Cet article est disponible en anglais.
The fourth feature-length film by Finnish director Arthur Franck, The Helsinki Effect [+lire aussi :
interview : Arthur Franck
fiche film], which is world-premiering in the main competition of CPH:DOX, is a playful and satirical take on a very serious subject: the Helsinki Accords, the result of the 1975 Conference on Security and Co-operation in Europe (CSCE). Using archive footage, official transcripts, his own voice-over and AI-generated voices for Henry Kissinger and Leonid Brezhnev, Franck unwraps the forgotten event which, according to many historians, was a catalyst for the fall of the Iron Curtain. We spoke to the director about the film.
Cineuropa: How did you discover this topic and decide to make the doc?
Arhtur Franck: In the autumn of 2021, I had just finished my previous film and was again without a project. I work a lot with archival storytelling, and I’ve always been intrigued by the idea of making a film only with archives, as I don't really like the process of filming – it causes me too much stress.

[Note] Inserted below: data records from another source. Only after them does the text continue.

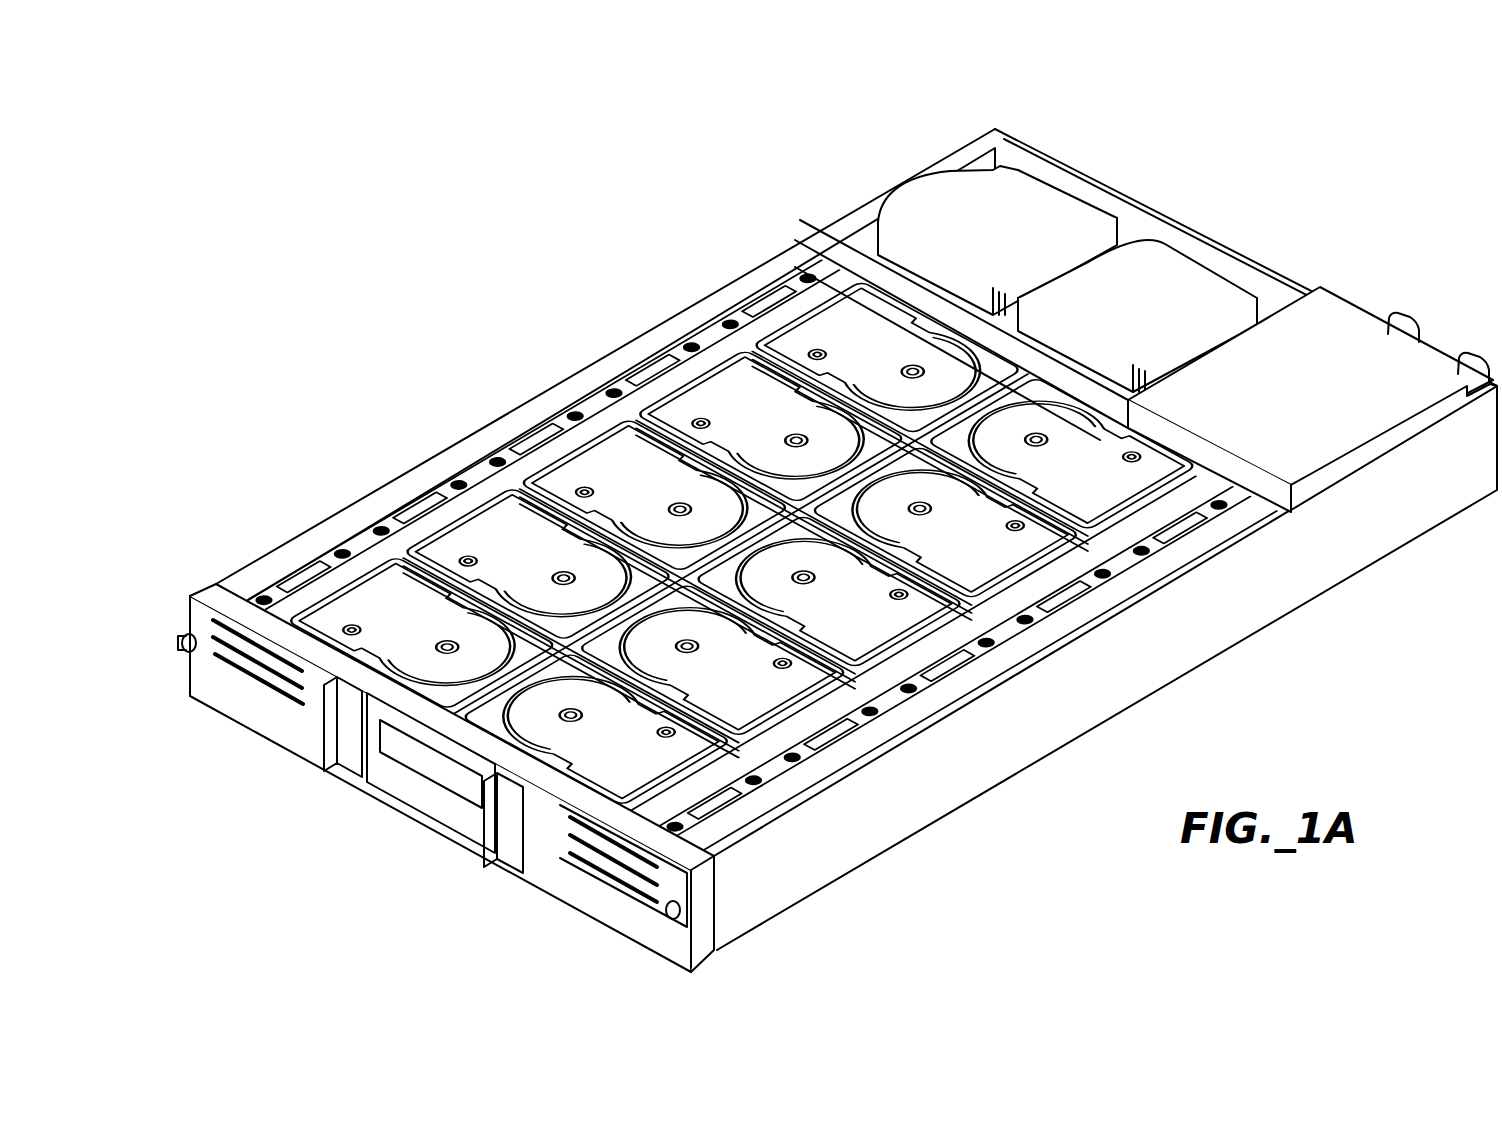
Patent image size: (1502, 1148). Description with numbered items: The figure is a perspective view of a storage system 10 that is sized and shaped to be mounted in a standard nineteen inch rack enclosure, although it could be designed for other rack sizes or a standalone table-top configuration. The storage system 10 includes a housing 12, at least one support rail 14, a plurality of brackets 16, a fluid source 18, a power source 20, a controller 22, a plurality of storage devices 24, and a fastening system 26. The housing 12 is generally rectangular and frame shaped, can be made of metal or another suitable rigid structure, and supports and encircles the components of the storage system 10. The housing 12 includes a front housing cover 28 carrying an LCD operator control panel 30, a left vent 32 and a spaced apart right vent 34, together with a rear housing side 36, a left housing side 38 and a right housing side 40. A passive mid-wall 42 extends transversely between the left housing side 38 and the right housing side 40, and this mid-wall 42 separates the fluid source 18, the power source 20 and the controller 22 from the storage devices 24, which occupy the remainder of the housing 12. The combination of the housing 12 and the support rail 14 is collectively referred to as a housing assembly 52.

The storage system 10 is at (1238, 152).
The housing 12 is at (400, 461).
The support rail 14 is at (480, 473).
The brackets 16 is at (605, 420).
The fluid source 18 is at (1090, 226).
The power source 20 is at (1342, 315).
The controller 22 is at (1302, 463).
The storage devices 24 is at (734, 398).
The fastening system 26 is at (553, 417).
The front housing cover 28 is at (327, 757).
The LCD operator control panel 30 is at (425, 803).
The left vent 32 is at (268, 688).
The right vent 34 is at (593, 868).
The rear housing side 36 is at (1265, 276).
The left housing side 38 is at (800, 237).
The right housing side 40 is at (893, 827).
The passive mid-wall 42 is at (1233, 457).
The housing assembly 52 is at (312, 418).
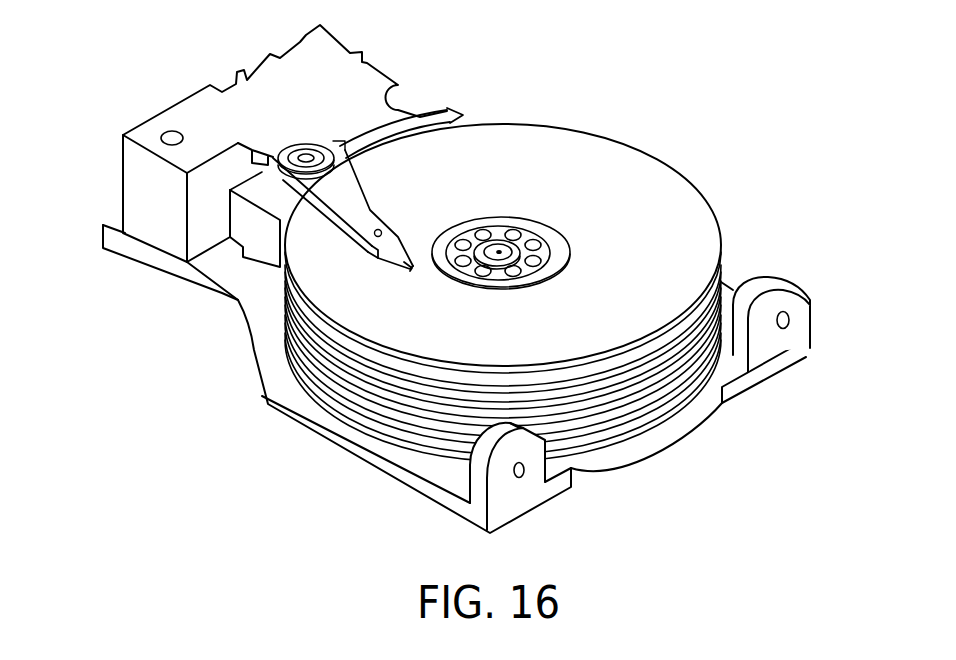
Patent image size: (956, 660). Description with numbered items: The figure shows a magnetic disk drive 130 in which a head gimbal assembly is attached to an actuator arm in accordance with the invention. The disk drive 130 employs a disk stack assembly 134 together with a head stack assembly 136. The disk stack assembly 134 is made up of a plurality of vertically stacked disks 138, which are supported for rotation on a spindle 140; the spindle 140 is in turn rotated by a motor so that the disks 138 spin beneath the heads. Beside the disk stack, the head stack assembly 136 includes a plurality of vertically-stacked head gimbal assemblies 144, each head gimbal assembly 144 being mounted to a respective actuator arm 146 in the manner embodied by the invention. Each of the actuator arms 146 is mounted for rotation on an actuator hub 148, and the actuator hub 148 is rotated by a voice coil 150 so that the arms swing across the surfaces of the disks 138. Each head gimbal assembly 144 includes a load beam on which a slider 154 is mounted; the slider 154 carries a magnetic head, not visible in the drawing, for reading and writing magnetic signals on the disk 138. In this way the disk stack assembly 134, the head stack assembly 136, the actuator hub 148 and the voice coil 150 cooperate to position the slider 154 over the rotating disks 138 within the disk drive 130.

The disk drive 130 is at (732, 175).
The disk stack assembly 134 is at (630, 150).
The head stack assembly 136 is at (280, 188).
The disks 138 is at (660, 387).
The spindle 140 is at (517, 240).
The head gimbal assemblies 144 is at (410, 245).
The actuator arm 146 is at (365, 208).
The actuator hub 148 is at (318, 119).
The voice coil 150 is at (258, 66).
The slider 154 is at (411, 270).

I'd heard of the Helsinki Accords, but I’d never understood it that well, because it's very hard to explain what it was about, and I consider myself relatively well-informed. But everybody in Finland usually knows that a very big, important meeting took place here in 1975, led by our prime minister Urho Kekkonen. It turned out there was a lot of footage, and I read some books and realised that this story was very interesting and profound, but nobody had ever told it – at least not in the way I did. It was interesting that you can actually find how something that happened there affected something happening much later on. Then I stumbled upon the transcripts, which I had to include, as the footage mostly just scratches the surface.

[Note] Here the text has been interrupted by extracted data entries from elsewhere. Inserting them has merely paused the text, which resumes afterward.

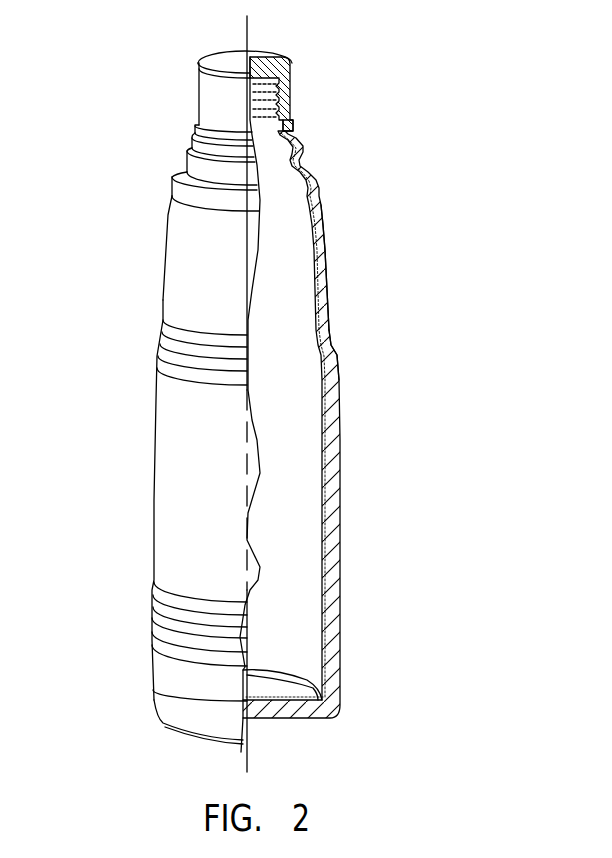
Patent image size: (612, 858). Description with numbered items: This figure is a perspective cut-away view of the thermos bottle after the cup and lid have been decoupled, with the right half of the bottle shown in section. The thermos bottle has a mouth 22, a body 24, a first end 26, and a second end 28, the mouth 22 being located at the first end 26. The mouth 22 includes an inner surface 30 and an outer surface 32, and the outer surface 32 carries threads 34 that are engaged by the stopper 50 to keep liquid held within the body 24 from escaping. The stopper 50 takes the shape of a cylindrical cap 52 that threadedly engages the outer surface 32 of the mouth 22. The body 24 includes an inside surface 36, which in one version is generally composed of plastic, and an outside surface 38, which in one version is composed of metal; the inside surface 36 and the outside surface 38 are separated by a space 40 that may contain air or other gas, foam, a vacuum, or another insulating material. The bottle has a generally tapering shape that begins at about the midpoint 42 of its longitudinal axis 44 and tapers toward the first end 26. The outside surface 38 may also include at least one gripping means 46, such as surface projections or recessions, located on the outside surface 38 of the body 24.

The mouth 22 is at (287, 106).
The body 24 is at (364, 502).
The first end 26 is at (144, 220).
The second end 28 is at (131, 683).
The inner surface 30 is at (252, 54).
The outer surface 32 is at (284, 83).
The threads 34 is at (294, 118).
The inside surface 36 is at (323, 271).
The outside surface 38 is at (330, 337).
The space 40 is at (320, 297).
The midpoint 42 is at (250, 425).
The longitudinal axis 44 is at (246, 386).
The gripping means 46 is at (153, 618).
The stopper 50 is at (300, 58).
The cylindrical cap 52 is at (253, 90).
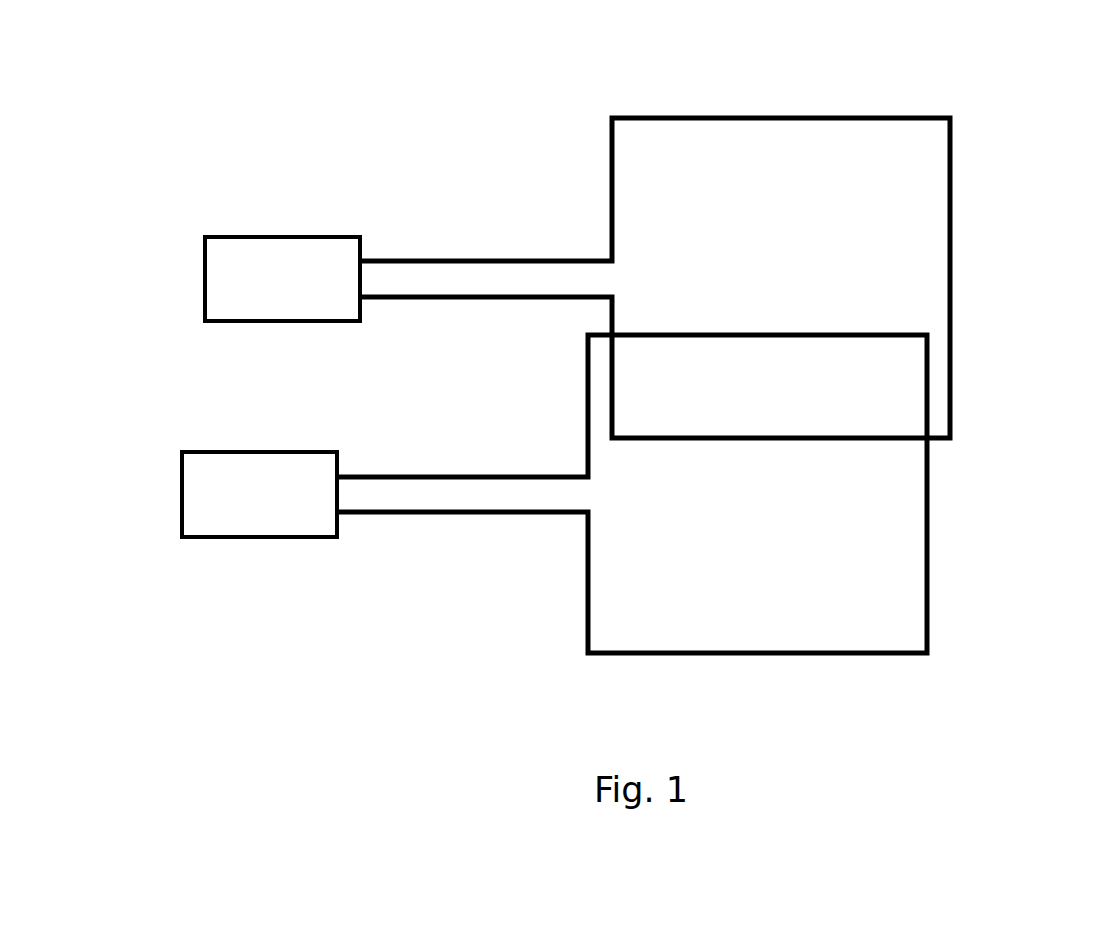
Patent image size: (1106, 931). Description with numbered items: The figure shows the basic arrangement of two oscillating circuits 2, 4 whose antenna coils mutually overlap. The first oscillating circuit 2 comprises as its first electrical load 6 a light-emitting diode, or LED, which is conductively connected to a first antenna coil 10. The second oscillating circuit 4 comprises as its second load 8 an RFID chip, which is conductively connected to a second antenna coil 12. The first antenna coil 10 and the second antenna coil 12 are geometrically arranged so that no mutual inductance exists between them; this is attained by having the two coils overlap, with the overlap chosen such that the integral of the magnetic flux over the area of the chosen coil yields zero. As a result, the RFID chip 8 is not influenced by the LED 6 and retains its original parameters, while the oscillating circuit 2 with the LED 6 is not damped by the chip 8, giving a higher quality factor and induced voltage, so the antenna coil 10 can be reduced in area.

How did you decide to use your own narration?
I needed another element to connect all of this, and I didn't want to do interviews. So, it had to be my voice-over, and then it was all about trying to find the tone. I always knew I wanted to make it funny, and that it was basically a comedy, or a satirical point of view, which also came from the material because the transcripts had so much humour and so many bizarre exchanges.
You also came up with these phone calls with Kissinger and Brezhnev, using AI to recreate their voices.

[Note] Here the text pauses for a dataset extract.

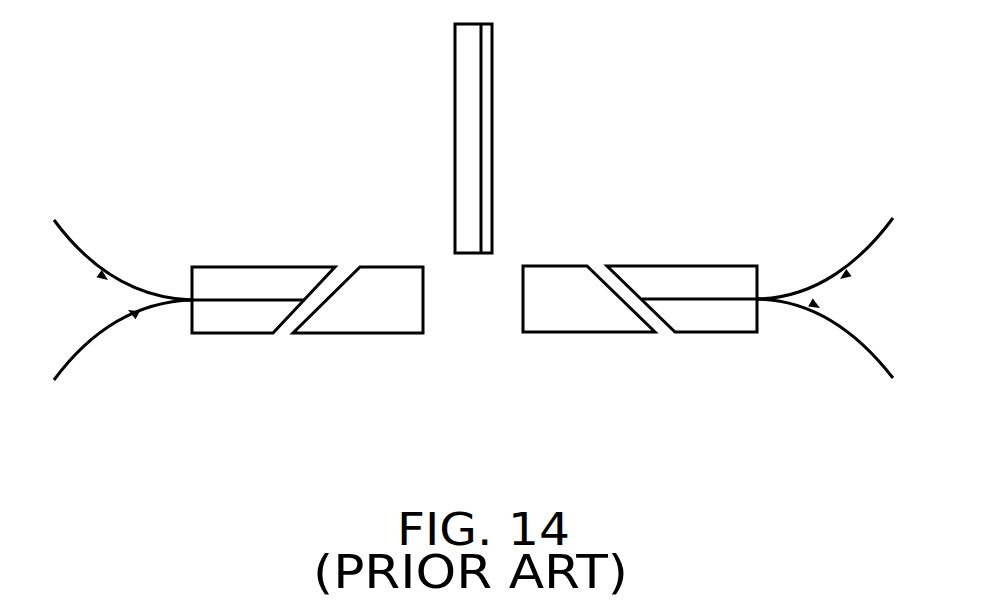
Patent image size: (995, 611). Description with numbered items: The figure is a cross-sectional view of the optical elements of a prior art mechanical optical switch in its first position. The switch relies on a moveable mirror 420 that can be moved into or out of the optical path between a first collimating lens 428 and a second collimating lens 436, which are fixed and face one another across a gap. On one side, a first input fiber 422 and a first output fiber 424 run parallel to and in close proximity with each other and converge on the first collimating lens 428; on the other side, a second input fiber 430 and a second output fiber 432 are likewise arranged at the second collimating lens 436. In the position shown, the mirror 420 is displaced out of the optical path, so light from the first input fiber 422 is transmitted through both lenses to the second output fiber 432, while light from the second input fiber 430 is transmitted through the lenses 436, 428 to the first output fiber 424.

Because there was lots of information that needed to be included, I felt it would be boring to just have my narration. I had these snippets of what these guys had been saying about and around the conference. So, I just thought, “What if I put them into phone calls?” I tried it, and my editor [Markus Leppälä] said it worked. We could have added more people in these phone calls, but Kissinger and Brezhnev were the main characters and were the ones calling the shots.
The ripples of the CSCE later led to the forming of the OSCE, and events such as the Minsk Agreement of 1991 and the Budapest Memorandum of 1994, the consequences of which we see today with Russia’s invasion of Ukraine. But you decided not to go that far in the film – why?
If you comment on stories that are mostly situated in the past, you have to choose your cut-off point. And the effects of the Helsinki Accords can be interpreted in many ways. So, I chose to frame it in the sense that it’s that slow and boring diplomacy that actually changes the world. It's not the bombastic words of one newly elected arsehole or one dictator who says the world must go this way because of his own agenda. The hard work of what happens very slowly is not sexy at all for the ordinary person. And framing it in this way is not my idea. It’s other people’s assessment that it very much had something to do with the fall of authoritarian communism – people from behind the Iron Curtain who were living then and analysing things. Of course, it was not the only reason, but it's a kind of capsule of this. At the recent Munich Security Conference, Finnish president Alexander Stubb framed it pretty interestingly: he said that it's been 80 years since Yalta and 50 years since Helsinki, and the world needs less Yalta and more Helsinki. Yalta was just superpowers dividing up the world, and Helsinki was a common, very broad consensus, which everybody could say they were okay with. These are much more complicated processes, but they are usually the more sustainable ones, and they can actually create an impact.